Rossetti never wrote; a poem that was fine throughout. There is nothing to correspond to The Skylark or the Ode to a Grecian Urn or Childe Roland to the Dark Tower Came in his work. The truth is, he was not a great poet, because he was not a singer. He was capable of decorations in verse, but he was not capable of song. His sonnets, it may be argued, are more than decorations. But even they are laden with beauty; they are never, as it were, light and alight with it, as are Shall I compare thee to a summer’s day? and Where lies the land to which yon ship must go? They have flagging pulses like desire itself, and are often weary before the fourteenth line. Only rarely do we get a last six lines like:—
O love, my love! if I no more
should see
Thyself, nor on the earth
the shadow of thee,
Nor image
of thine eyes in any spring,—
How then should sound upon
Life’s darkening slope
The ground-whirl of the perished
leaves of Hope,
The wind
of Death’s imperishable wing?
And, beautiful as this is, is not the imagery of the closing lines a little more deliberate than we are conscious of in the great work of the great singers? One never feels that the leaves and the winds in themselves were sufficiently full of meaning and delight for Rossetti. He loved them as pictorial properties—as a designer rather than a poet loves them.

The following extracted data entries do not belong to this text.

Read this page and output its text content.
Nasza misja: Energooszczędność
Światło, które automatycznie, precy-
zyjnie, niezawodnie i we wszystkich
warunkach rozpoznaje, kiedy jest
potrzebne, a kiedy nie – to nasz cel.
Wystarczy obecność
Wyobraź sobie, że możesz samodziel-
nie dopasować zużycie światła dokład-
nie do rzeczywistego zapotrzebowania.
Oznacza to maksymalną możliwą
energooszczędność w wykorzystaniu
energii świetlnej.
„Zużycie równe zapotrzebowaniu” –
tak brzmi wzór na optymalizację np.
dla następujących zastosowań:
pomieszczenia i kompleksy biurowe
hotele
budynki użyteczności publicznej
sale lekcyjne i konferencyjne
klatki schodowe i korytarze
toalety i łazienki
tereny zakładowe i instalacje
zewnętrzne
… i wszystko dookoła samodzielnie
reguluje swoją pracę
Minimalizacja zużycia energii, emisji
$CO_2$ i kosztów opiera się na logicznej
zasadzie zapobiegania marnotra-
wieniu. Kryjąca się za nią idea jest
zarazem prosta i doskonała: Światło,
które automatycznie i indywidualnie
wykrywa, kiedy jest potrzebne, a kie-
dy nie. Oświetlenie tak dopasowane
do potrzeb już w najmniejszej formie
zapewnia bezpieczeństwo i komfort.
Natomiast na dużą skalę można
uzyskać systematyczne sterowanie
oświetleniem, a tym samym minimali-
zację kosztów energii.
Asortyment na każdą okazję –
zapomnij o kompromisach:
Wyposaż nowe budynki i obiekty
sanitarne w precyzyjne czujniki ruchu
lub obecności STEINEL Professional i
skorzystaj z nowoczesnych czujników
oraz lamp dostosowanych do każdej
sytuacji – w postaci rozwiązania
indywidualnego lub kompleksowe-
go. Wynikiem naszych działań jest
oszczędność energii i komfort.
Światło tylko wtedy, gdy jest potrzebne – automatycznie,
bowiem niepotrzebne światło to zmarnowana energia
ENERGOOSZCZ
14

In his use of the very mysteries of Christianity, he is intoxicated chiefly by the beauty of the designs by which the painters have expressed their vision of religion. His Ave is a praise of the beauty of art more than a praise of the beauty of divinity. In it we are told how, on the eve of the Annunciation,
Far off the trees were as
pale wands,
Against the fervid sky:
the sea
Sighed further off eternally
As human sorrow sighs in sleep.
The poem is not a hymn but a decorated theme. And yet there is a sincere vain-longing running through Rossetti’s work that keeps it from being artificial or pretentious. This was no less real for being vague. His work is an attempt to satisfy his vain-longing with rites of words and colour. He always sought to bring peace to his soul by means of ritual. When he was dying, he was anxious to see a confessor. “I can make nothing of Christianity,” he said, “but I only want a confessor to give me absolution for my sins.” That was typical of his attitude to life. He loved its ceremonies more—at least, more vividly—than he loved its soul. One is never done hearing about his demand for “fundamental brainwork” in art. But his own poetry is poor enough in brainwork. It is the poetry, of one who, like Keats, hungered for a “life of sensations rather than of thoughts.” It is the poetry of grief, of regret—the grief and regret of one who was a master of sensuous beauty, and who reveals sensuous beauty rather than any deeper secret even in touching spiritual themes. Poetry with him is a dyed and embroidered garment which weighs the spirit down rather than winged sandals like Shelley’s, which set the spirit free.